Бабка взяла чашку, дрожащей рукой поднесла к губам, отпила. Зубы её застучали о край. Мне стало стыдно: подбиваю пожилую женщину на такие энергозатратные эксперименты. Если бы не я, она жила бы не тужила. Свалился, как на грех, милиционер на её голову. Яга поставила чашку обратно на стол и ещё пару минут сидела неподвижно, приходя в себя. Я не вмешивался, просто ждал. Наконец она заговорила:

- Ох, Никитушка, тяжко мне… а то ли дальше будет. Как показали мне карты черноту непроглядную, так оно и станется. Давай-кось я тебе обскажу, что увидела, а ты запишешь, потому как забыть могу что-то важное.

- Давайте, - кивнул я и снова взялся за карандаш.
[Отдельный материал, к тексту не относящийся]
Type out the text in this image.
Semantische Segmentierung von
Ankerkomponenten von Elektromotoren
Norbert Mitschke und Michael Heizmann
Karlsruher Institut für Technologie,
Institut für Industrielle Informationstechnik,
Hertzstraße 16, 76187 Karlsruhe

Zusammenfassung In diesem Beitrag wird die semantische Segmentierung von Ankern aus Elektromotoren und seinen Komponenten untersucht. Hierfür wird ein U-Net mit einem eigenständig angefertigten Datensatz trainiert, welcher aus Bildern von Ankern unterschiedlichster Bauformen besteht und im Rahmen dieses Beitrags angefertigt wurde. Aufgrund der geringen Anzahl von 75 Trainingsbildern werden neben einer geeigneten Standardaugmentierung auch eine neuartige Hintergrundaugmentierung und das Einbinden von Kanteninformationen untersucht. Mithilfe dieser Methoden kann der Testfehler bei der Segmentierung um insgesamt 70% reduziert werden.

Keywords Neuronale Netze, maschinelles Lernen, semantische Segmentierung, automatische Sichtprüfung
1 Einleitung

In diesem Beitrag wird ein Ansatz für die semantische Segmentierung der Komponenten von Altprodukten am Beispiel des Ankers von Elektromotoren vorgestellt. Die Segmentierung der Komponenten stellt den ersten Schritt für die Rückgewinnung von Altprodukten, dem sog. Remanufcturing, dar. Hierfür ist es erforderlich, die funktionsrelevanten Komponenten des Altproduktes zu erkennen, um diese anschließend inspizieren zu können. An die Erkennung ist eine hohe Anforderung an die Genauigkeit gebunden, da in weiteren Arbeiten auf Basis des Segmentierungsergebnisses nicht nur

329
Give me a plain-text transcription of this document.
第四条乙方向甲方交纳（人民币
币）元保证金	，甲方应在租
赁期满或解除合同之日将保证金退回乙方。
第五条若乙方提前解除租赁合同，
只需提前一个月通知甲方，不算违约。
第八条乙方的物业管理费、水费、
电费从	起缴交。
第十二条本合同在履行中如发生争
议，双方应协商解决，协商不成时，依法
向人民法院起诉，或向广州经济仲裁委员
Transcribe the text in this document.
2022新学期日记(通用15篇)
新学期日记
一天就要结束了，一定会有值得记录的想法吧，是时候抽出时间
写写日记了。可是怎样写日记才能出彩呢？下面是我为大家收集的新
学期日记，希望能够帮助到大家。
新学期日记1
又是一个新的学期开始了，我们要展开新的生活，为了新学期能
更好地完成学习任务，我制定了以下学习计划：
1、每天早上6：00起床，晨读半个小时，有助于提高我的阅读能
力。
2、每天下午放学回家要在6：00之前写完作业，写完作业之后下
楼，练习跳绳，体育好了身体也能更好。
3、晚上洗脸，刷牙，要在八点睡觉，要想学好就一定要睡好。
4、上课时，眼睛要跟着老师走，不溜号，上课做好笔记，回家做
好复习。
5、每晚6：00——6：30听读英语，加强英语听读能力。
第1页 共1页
- Значится, так. Первое и главное: поднимает их женщина. Именно в её руках эта сила. Кто она – не знаю, голос незнакомый. Но искать тебе именно её, в этом я уверена. Мужиков при ней двое, и один из них над ней власть имеет. Чем-то таким… нехорошим он её держит, что она супроть него и пойти не смеет. Она – оружие в его руках, сила подневольная. Понимает ли она, что делает, - про то не ведаю. В нём я силы особой не углядела, но не наш он.

- А женщина?

- Не ведаю. И ещё, Никитушка…

- Да?

- Они знают, что я на крови ворожила, - как-то обречённо призналась Яга. – Другого шанса у нас не будет. Теперь они нас ни к чьей памяти не подпустят, да и я не рискну. На одном конце мы с тобой, участковый, а на другом… чернота непроглядная, - и бабка перекрестилась дрожащей рукой. Я обнял её за плечи.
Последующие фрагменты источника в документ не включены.